Starting this month, the WHO will adopt the EU’s digital COVID-19 certification system as a basis for the global passport. The WHO and the European Commission state that the GDHCN will develop various digital products to enhance healthcare accessibility for everyone while ensuring equity, innovation, transparency, and data protection.
It’s important to note that the WHO emphasizes that the collection of personal data through these digital passports will remain the responsibility of governments and not the WHO itself. This means that governments will retain control over individuals’ personal information.
While the WHO and the European Commission view this collaboration as a significant step toward improving global health services, some experts have expressed concerns about the potential implications for personal freedom and movement.
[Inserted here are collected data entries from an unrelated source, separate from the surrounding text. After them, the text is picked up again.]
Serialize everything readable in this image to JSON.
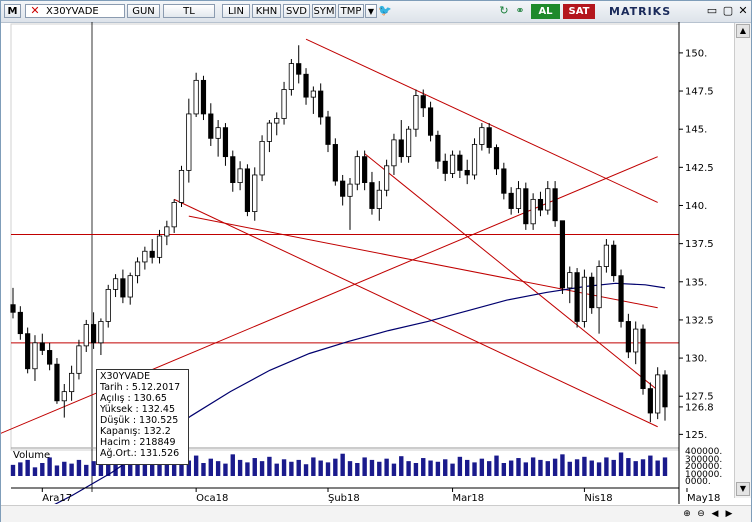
{
  "toolbar": {
    "logo": "M",
    "symbol": "X30YVADE",
    "period": "GUN",
    "chart_mode": "TL",
    "scale_buttons": [
      "LIN",
      "KHN",
      "SVD",
      "SYM",
      "TMP"
    ],
    "buy_label": "AL",
    "sell_label": "SAT",
    "brand": "MATRIKS"
  },
  "info_box": {
    "symbol": "X30YVADE",
    "rows": [
      "Tarih : 5.12.2017",
      "Açılış : 130.65",
      "Yüksek : 132.45",
      "Düşük : 130.525",
      "Kapanış: 132.2",
      "Hacim : 218849",
      "Ağ.Ort.: 131.526"
    ]
  },
  "volume": {
    "label": "Volume",
    "ticks": [
      "400000.",
      "300000.",
      "200000.",
      "100000.",
      "0000."
    ]
  },
  "colors": {
    "up_candle": "#ffffff",
    "down_candle": "#000000",
    "trend_lines": "#c00000",
    "moving_average": "#00006e",
    "volume_bars": "#1a1a8c",
    "buy": "#1f8a2b",
    "sell": "#b4161d"
  },
  "chart_data": {
    "type": "candlestick",
    "y_ticks": [
      "150.",
      "147.5",
      "145.",
      "142.5",
      "140.",
      "137.5",
      "135.",
      "132.5",
      "130.",
      "127.5",
      "126.8",
      "125."
    ],
    "ylim": [
      124.5,
      151.5
    ],
    "x_ticks": [
      "Ara17",
      "Oca18",
      "Şub18",
      "Mar18",
      "Nis18",
      "May18"
    ],
    "last_price": 126.8,
    "horizontal_levels": [
      138.1,
      131.0
    ],
    "moving_average": [
      [
        0,
        119
      ],
      [
        30,
        121
      ],
      [
        50,
        122.5
      ],
      [
        70,
        124.3
      ],
      [
        90,
        126.2
      ],
      [
        110,
        127.8
      ],
      [
        130,
        129.2
      ],
      [
        150,
        130.3
      ],
      [
        170,
        131.1
      ],
      [
        190,
        131.8
      ],
      [
        210,
        132.4
      ],
      [
        230,
        133.1
      ],
      [
        250,
        133.8
      ],
      [
        270,
        134.3
      ],
      [
        290,
        134.7
      ],
      [
        305,
        134.9
      ],
      [
        320,
        134.8
      ],
      [
        330,
        134.6
      ]
    ],
    "candles": [
      [
        133.5,
        134.6,
        132.6,
        133.0
      ],
      [
        133.0,
        133.4,
        131.2,
        131.6
      ],
      [
        131.6,
        132.0,
        129.0,
        129.3
      ],
      [
        129.3,
        131.5,
        128.5,
        131.0
      ],
      [
        131.0,
        131.6,
        130.2,
        130.5
      ],
      [
        130.5,
        131.0,
        129.2,
        129.6
      ],
      [
        129.6,
        130.0,
        127.0,
        127.2
      ],
      [
        127.2,
        128.3,
        126.1,
        127.8
      ],
      [
        127.8,
        129.5,
        127.2,
        129.0
      ],
      [
        129.0,
        131.2,
        128.6,
        130.8
      ],
      [
        130.8,
        132.5,
        130.4,
        132.2
      ],
      [
        132.2,
        133.0,
        130.6,
        131.0
      ],
      [
        131.0,
        132.6,
        130.2,
        132.4
      ],
      [
        132.4,
        134.8,
        132.0,
        134.5
      ],
      [
        134.5,
        135.5,
        134.0,
        135.2
      ],
      [
        135.2,
        135.8,
        133.6,
        134.0
      ],
      [
        134.0,
        135.6,
        133.5,
        135.4
      ],
      [
        135.4,
        136.6,
        134.9,
        136.3
      ],
      [
        136.3,
        137.3,
        135.8,
        137.0
      ],
      [
        137.0,
        137.8,
        136.2,
        136.6
      ],
      [
        136.6,
        138.4,
        136.2,
        138.0
      ],
      [
        138.0,
        139.0,
        137.4,
        138.6
      ],
      [
        138.6,
        140.4,
        138.2,
        140.2
      ],
      [
        140.2,
        142.6,
        139.9,
        142.3
      ],
      [
        142.3,
        147.0,
        141.5,
        146.0
      ],
      [
        146.0,
        148.7,
        145.8,
        148.2
      ],
      [
        148.2,
        148.5,
        145.6,
        146.0
      ],
      [
        146.0,
        146.7,
        143.9,
        144.4
      ],
      [
        144.4,
        145.6,
        143.2,
        145.1
      ],
      [
        145.1,
        145.4,
        142.6,
        143.2
      ],
      [
        143.2,
        143.6,
        140.9,
        141.5
      ],
      [
        141.5,
        142.9,
        141.0,
        142.4
      ],
      [
        142.4,
        142.7,
        139.3,
        139.6
      ],
      [
        139.6,
        142.5,
        139.0,
        142.0
      ],
      [
        142.0,
        144.6,
        141.6,
        144.2
      ],
      [
        144.2,
        145.6,
        143.5,
        145.4
      ],
      [
        145.4,
        146.1,
        144.6,
        145.7
      ],
      [
        145.7,
        148.1,
        145.3,
        147.6
      ],
      [
        147.6,
        149.6,
        147.2,
        149.3
      ],
      [
        149.3,
        150.5,
        148.0,
        148.6
      ],
      [
        148.6,
        149.0,
        146.6,
        147.1
      ],
      [
        147.1,
        147.8,
        146.0,
        147.5
      ],
      [
        147.5,
        148.0,
        145.3,
        145.8
      ],
      [
        145.8,
        146.2,
        143.5,
        144.0
      ],
      [
        144.0,
        144.4,
        141.3,
        141.6
      ],
      [
        141.6,
        142.0,
        140.0,
        140.6
      ],
      [
        140.6,
        141.8,
        138.4,
        141.4
      ],
      [
        141.4,
        143.6,
        141.0,
        143.2
      ],
      [
        143.2,
        143.6,
        141.0,
        141.5
      ],
      [
        141.5,
        142.2,
        139.4,
        139.8
      ],
      [
        139.8,
        141.6,
        139.0,
        141.0
      ],
      [
        141.0,
        143.0,
        140.6,
        142.6
      ],
      [
        142.6,
        144.7,
        142.0,
        144.3
      ],
      [
        144.3,
        145.6,
        142.8,
        143.2
      ],
      [
        143.2,
        145.2,
        142.8,
        145.0
      ],
      [
        145.0,
        147.6,
        144.5,
        147.2
      ],
      [
        147.2,
        147.6,
        145.8,
        146.4
      ],
      [
        146.4,
        146.8,
        144.2,
        144.6
      ],
      [
        144.6,
        144.9,
        142.4,
        142.9
      ],
      [
        142.9,
        143.4,
        141.6,
        142.1
      ],
      [
        142.1,
        143.6,
        141.8,
        143.3
      ],
      [
        143.3,
        143.6,
        141.8,
        142.3
      ],
      [
        142.3,
        143.0,
        141.4,
        142.0
      ],
      [
        142.0,
        144.4,
        141.7,
        144.0
      ],
      [
        144.0,
        145.4,
        143.6,
        145.1
      ],
      [
        145.1,
        145.4,
        143.4,
        143.8
      ],
      [
        143.8,
        144.0,
        142.0,
        142.4
      ],
      [
        142.4,
        142.8,
        140.4,
        140.8
      ],
      [
        140.8,
        141.2,
        139.4,
        139.8
      ],
      [
        139.8,
        141.6,
        139.5,
        141.1
      ],
      [
        141.1,
        141.5,
        138.4,
        138.8
      ],
      [
        138.8,
        140.8,
        138.4,
        140.4
      ],
      [
        140.4,
        140.9,
        139.3,
        139.7
      ],
      [
        139.7,
        141.6,
        139.4,
        141.1
      ],
      [
        141.1,
        141.6,
        138.6,
        139.0
      ],
      [
        139.0,
        138.9,
        134.2,
        134.6
      ],
      [
        134.6,
        136.0,
        133.6,
        135.6
      ],
      [
        135.6,
        135.9,
        132.0,
        132.4
      ],
      [
        132.4,
        135.8,
        132.0,
        135.3
      ],
      [
        135.3,
        135.6,
        132.9,
        133.3
      ],
      [
        133.3,
        136.4,
        131.6,
        136.0
      ],
      [
        136.0,
        137.8,
        135.6,
        137.4
      ],
      [
        137.4,
        137.7,
        135.0,
        135.4
      ],
      [
        135.4,
        135.8,
        132.0,
        132.4
      ],
      [
        132.4,
        132.9,
        130.0,
        130.4
      ],
      [
        130.4,
        132.4,
        129.6,
        131.9
      ],
      [
        131.9,
        132.2,
        127.6,
        128.0
      ],
      [
        128.0,
        128.4,
        125.8,
        126.4
      ],
      [
        126.4,
        129.4,
        126.0,
        128.9
      ],
      [
        128.9,
        129.2,
        125.9,
        126.8
      ]
    ],
    "volumes": [
      180000,
      220000,
      260000,
      140000,
      210000,
      300000,
      170000,
      230000,
      200000,
      260000,
      180000,
      240000,
      210000,
      320000,
      190000,
      260000,
      230000,
      180000,
      280000,
      240000,
      200000,
      310000,
      270000,
      190000,
      250000,
      330000,
      210000,
      280000,
      240000,
      200000,
      350000,
      260000,
      220000,
      290000,
      240000,
      310000,
      200000,
      270000,
      230000,
      260000,
      190000,
      300000,
      250000,
      220000,
      280000,
      360000,
      240000,
      210000,
      300000,
      260000,
      230000,
      280000,
      200000,
      320000,
      240000,
      210000,
      290000,
      250000,
      230000,
      270000,
      200000,
      310000,
      260000,
      220000,
      280000,
      240000,
      330000,
      210000,
      250000,
      290000,
      220000,
      300000,
      260000,
      240000,
      280000,
      350000,
      230000,
      270000,
      310000,
      250000,
      220000,
      300000,
      260000,
      380000,
      290000,
      240000,
      270000,
      330000,
      250000,
      300000
    ]
  }
}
Independent journalist James Roguski suggests that the WHO is implementing initiatives like the global digital vaccine passport even before concluding negotiations. He believes that the ongoing negotiations surrounding the International Health Regulations (IHR) are not truly transparent.
According to Michael Rectenwald, author of “Google Archipelago: The Digital Gulag and the Simulation of Freedom,” a digital passport system, under the pretext of preserving freedom, could lead to restrictions on movement for the unvaccinated and mandatory vaccinations as a requirement for participation in various aspects of life.
The WHO-European Commission collaboration was announced shortly after the World Health Assembly (WHA), the annual meeting of the WHO. While the pandemic treaty and IHR amendments were not finalized during the assembly, WHO officials warned about the future risk of pandemics, the spread of a potential “Disease X,” and the need to restrict personal liberties during health emergencies.
The EU has been at the forefront of advocating for digital vaccine passports, with the introduction of the “Green Pass” for its member states in late 2020. The EU’s experience with digital passes is highlighted as a successful example in the announcement. The “Green Pass” allowed for the free movement of individuals within EU borders and became widely adopted worldwide.
The EU’s strong support for vaccine passports is also evident in its proposals during the IHR negotiations. They seek to normalize the implementation of a global digital health certificate. The proposals include Passenger Locator Forms and the involvement of the International Civil Aviation Organization (ICAO) in defining technical requirements and safeguards for digital or paper health documents.
The WHO has been developing plans for the GDHCN since August 2021, focusing on technical specifications, implementation guidance, and ensuring global interoperability of immunization and health records. The EU’s efforts align with its goal of creating a “Digital Identity for all Europeans,” including a personal digital wallet with various documents. These initiatives seem to be in line with the United Nations’ Sustainable Development Goals (SDGs) and Target 16.9, which aims to provide a digital legal identity for all individuals by 2030.
Critics like Rectenwald argue that “pandemic passports” could be detrimental, leading to the loss of millions of lives and the erosion of rights for those who choose not to comply. They urge for scrutiny and caution regarding the WHO’s pursuit of global vaccination mandates, warning against the construction of a global totalitarian system.